Stoking Islamophobia
Macron faces a tough re-election campaign next year against the fascist Marine Le Pen who once noted that French Muslims praying on the street was akin to the Nazi occupation of France during the Second World War. The fact that such a vulgar and openly racist politician is polling at 47% in a potential second round run-off next year, is the clearest sign of France’s loss of a moral compass. This has led to Macron engaging in tawdry “dog-whistle politics.” Railing against Islamic “separatism,” he successfully pushed a law to gain more control over Muslim schools and mosques. Macron and his ministers, supported by legions of reactionary older white academics, have also vociferously stoked Islamophobia by branding what they dub “Islamo-leftism” – with echoes to the pre-Holocaust “Judeo-Bolshevism” – as a threat to French society and universities. These groups have further sought to demonise current efforts to explore the crimes of French slavery and colonialism.

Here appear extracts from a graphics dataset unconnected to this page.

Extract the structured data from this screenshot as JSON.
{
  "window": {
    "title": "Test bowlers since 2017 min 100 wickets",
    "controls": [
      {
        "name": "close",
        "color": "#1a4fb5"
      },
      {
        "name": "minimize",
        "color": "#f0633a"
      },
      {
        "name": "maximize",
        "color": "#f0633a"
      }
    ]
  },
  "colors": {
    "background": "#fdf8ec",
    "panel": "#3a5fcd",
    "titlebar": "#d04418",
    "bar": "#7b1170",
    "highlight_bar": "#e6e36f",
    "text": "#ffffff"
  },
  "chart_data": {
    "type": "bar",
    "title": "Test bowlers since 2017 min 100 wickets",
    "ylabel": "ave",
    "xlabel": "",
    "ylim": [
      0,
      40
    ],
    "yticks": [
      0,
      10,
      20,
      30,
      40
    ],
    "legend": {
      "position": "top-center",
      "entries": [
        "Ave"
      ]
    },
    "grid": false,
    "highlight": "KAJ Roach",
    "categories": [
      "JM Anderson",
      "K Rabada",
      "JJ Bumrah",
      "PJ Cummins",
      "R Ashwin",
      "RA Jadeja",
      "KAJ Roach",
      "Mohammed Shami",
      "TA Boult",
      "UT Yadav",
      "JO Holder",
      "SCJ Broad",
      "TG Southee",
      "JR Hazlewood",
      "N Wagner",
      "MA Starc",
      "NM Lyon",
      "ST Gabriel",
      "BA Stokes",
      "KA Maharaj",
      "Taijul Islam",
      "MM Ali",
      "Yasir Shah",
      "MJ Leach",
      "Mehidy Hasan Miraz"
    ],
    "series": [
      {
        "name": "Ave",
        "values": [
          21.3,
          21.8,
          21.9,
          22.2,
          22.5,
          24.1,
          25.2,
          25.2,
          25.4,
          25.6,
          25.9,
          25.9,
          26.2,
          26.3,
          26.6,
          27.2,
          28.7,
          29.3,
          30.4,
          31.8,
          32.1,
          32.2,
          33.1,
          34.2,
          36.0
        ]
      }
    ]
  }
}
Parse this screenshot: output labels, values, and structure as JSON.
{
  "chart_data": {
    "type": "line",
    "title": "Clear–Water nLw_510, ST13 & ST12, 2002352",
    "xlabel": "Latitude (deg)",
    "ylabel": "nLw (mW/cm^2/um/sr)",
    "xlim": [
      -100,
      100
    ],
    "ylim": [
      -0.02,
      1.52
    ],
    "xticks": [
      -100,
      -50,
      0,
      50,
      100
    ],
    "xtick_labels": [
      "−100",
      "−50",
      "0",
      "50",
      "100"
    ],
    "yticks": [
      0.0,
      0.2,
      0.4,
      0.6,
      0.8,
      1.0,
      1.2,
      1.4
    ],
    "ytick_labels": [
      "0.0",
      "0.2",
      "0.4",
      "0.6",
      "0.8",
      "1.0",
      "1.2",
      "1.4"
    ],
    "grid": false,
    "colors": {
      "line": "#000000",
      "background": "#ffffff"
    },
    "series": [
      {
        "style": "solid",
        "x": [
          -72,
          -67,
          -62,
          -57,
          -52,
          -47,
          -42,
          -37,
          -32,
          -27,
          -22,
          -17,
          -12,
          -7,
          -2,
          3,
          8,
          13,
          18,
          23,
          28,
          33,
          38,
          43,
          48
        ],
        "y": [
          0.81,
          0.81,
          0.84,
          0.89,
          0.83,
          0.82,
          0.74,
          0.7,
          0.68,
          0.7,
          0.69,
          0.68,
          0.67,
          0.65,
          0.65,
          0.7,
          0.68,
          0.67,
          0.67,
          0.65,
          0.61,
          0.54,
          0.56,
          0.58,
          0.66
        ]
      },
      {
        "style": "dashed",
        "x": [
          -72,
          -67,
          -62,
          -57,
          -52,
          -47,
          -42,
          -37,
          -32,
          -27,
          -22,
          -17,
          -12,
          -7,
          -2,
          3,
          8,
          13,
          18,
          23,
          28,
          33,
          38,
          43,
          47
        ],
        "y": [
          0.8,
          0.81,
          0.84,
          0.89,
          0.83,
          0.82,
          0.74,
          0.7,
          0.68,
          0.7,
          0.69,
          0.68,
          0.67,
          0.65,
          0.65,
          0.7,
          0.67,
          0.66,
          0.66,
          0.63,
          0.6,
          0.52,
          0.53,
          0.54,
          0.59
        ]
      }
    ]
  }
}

They have instead disingenuously called for a return to supposedly “universalist” French values which much of the world has refused to embrace.
 
Graveyard of the French Gendarme
Despite Macron’s grandstanding as a global leader, France has not been in the front ranks of global power for eight decades. Its seat on the UN Security Council is anachronistic. It is the seventh largest economy in the world, behind India and likely to be overtaken soon by Brazil. It still wields influence within the European Union, but it is clear that Germany is the continental paymaster and leader. France’s national debt at $3 trillion – a staggering 115.7% of its GDP – is also one of the highest in the world. The country has consistently failed to contribute 0.7% of its GDP to foreign aid. Paris actually can not afford its politique de grandeur and has sought to get the UN and the EU to stomp up the cash to subsidize its African adventures. This is, however, not a sustainable strategy. The Sahel may well represent the graveyard of the French gendarme in Africa. 
 
Professor Adebajo is director of the University of Johannesburg’s Institute for Pan-African Thought and Conversation in South Africa.